司馬賦捉住她的嫩手,和著那刀貼在自己的臉上,“若是‘俏修羅’以這柄由在下折的刀,割破在下的喉,那是何等的妙啊!”
“哈哈哈,哈哈哈,哈哈哈!”“俏修羅”聞言直是哈哈笑個不停,這“要命書生”說話真是要命,且說得極妙。
“別笑了,別瘋了,回來!”
又聽得“玉麒麟”喝道。
“俏修羅”幽怨地回頭一瞧,隻得將那“紙飛刀”重又還回“要命書生”的指間,轉過曼妙的身段,移步回來,仍舊立在“玉麒麟”的身後,靜靜地立著,儼然就是一個主子的貼身丫鬟。
鍾無虞一直在笑眯眯地看著這一幕幕的戲,這戲裏有主宰,有驚懼,有豪情,有壓抑,有率性,有放蕩,有威嚴,有暗藏的殺機。

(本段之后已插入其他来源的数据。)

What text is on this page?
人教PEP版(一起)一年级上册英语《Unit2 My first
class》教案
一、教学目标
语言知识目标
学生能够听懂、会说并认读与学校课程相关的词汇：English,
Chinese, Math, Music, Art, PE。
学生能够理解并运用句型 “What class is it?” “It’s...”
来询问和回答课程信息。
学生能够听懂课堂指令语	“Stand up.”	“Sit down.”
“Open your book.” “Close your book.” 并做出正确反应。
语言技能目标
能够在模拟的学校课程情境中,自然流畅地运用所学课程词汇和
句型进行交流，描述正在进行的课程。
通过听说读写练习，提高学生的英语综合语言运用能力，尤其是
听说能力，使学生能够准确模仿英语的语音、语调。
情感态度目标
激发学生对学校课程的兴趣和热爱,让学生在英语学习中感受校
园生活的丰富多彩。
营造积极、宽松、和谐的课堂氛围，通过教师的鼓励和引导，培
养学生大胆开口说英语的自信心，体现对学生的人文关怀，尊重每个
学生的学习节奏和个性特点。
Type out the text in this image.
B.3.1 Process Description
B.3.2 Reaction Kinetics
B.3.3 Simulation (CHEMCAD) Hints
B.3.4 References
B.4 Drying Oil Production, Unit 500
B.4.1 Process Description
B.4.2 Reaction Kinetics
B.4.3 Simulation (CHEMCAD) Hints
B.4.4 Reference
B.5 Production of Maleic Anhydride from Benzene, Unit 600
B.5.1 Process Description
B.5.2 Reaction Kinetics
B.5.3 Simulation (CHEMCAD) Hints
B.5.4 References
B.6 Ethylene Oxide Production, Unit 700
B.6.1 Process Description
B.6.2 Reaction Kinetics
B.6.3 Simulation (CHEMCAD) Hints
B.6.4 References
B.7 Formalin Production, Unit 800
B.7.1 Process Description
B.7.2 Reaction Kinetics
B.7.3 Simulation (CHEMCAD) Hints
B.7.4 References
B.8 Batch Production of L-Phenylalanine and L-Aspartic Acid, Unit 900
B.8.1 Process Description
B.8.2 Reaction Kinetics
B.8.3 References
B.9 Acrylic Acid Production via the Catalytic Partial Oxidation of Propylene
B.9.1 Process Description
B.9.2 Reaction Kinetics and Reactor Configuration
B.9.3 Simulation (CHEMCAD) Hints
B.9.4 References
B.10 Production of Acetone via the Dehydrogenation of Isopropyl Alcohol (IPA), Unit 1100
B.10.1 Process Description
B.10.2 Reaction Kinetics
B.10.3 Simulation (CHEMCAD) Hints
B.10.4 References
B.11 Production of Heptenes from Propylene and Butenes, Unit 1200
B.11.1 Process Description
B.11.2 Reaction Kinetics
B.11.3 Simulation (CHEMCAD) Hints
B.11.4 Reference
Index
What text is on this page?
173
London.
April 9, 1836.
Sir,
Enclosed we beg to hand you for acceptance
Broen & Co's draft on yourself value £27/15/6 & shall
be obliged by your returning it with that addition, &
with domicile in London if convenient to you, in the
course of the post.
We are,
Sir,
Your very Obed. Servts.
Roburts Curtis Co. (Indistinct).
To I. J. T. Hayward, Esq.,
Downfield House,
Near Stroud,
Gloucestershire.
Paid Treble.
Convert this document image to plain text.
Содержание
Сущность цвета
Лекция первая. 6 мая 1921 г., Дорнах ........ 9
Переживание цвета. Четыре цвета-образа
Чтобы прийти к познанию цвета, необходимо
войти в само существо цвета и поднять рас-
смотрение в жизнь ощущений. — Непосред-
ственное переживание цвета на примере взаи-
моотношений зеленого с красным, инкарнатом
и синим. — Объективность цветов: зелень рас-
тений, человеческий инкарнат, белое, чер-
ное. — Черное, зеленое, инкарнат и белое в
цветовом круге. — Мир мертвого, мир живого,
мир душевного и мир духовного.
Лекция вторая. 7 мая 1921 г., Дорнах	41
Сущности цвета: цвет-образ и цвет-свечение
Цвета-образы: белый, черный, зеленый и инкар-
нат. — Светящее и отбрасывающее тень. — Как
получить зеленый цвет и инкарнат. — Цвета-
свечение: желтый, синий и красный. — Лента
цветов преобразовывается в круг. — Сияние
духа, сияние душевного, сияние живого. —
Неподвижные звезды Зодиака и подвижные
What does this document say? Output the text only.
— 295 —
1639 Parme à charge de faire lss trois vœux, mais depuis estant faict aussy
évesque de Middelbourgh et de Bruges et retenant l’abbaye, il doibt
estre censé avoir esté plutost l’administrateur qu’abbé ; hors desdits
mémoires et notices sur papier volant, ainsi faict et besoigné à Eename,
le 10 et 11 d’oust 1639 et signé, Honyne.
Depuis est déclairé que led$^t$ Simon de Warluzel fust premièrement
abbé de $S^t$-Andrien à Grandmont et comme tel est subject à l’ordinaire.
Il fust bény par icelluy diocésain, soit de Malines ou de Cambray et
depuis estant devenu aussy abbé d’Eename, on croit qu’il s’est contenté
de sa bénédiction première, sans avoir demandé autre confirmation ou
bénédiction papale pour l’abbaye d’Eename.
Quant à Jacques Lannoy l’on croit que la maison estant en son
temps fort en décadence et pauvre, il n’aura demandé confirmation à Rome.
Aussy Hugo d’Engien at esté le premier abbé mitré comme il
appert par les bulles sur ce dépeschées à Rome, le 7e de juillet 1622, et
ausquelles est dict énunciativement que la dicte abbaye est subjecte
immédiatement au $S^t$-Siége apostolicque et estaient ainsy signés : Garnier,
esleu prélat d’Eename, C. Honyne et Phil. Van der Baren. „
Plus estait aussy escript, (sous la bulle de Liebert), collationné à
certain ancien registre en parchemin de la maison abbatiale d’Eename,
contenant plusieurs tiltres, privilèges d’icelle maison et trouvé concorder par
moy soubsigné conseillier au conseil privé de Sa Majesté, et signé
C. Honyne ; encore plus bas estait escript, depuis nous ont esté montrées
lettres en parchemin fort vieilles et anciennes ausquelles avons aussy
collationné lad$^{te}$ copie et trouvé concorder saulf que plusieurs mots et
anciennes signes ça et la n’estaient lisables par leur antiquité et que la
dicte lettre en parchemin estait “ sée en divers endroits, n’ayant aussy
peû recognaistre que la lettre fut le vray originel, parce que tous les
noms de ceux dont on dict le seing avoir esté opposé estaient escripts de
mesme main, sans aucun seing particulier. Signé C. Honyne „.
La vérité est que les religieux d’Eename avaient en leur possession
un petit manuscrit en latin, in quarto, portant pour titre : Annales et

正念間,那柄捏在“要命書生”指間的“紙飛刀”便朝鍾無虞飛來,那刀飛得直,且飛得快,鍾無虞知道這是“要命書生”的“要命飛刀”,這“飛刀”雖是紙折的,卻絕對能夠殺人,也許你還會以為“要命書生”要折成這一柄“飛刀”費時太長,那你就錯了,隻因在他的袖裏還藏匿著無數把這樣的“紙折飛刀”,誰也弄不清他的衣袖內藏了多少柄刀,有時連他自己也弄不清,因此,有時用盡時,他便會撕下一張白紙折成這樣的刀。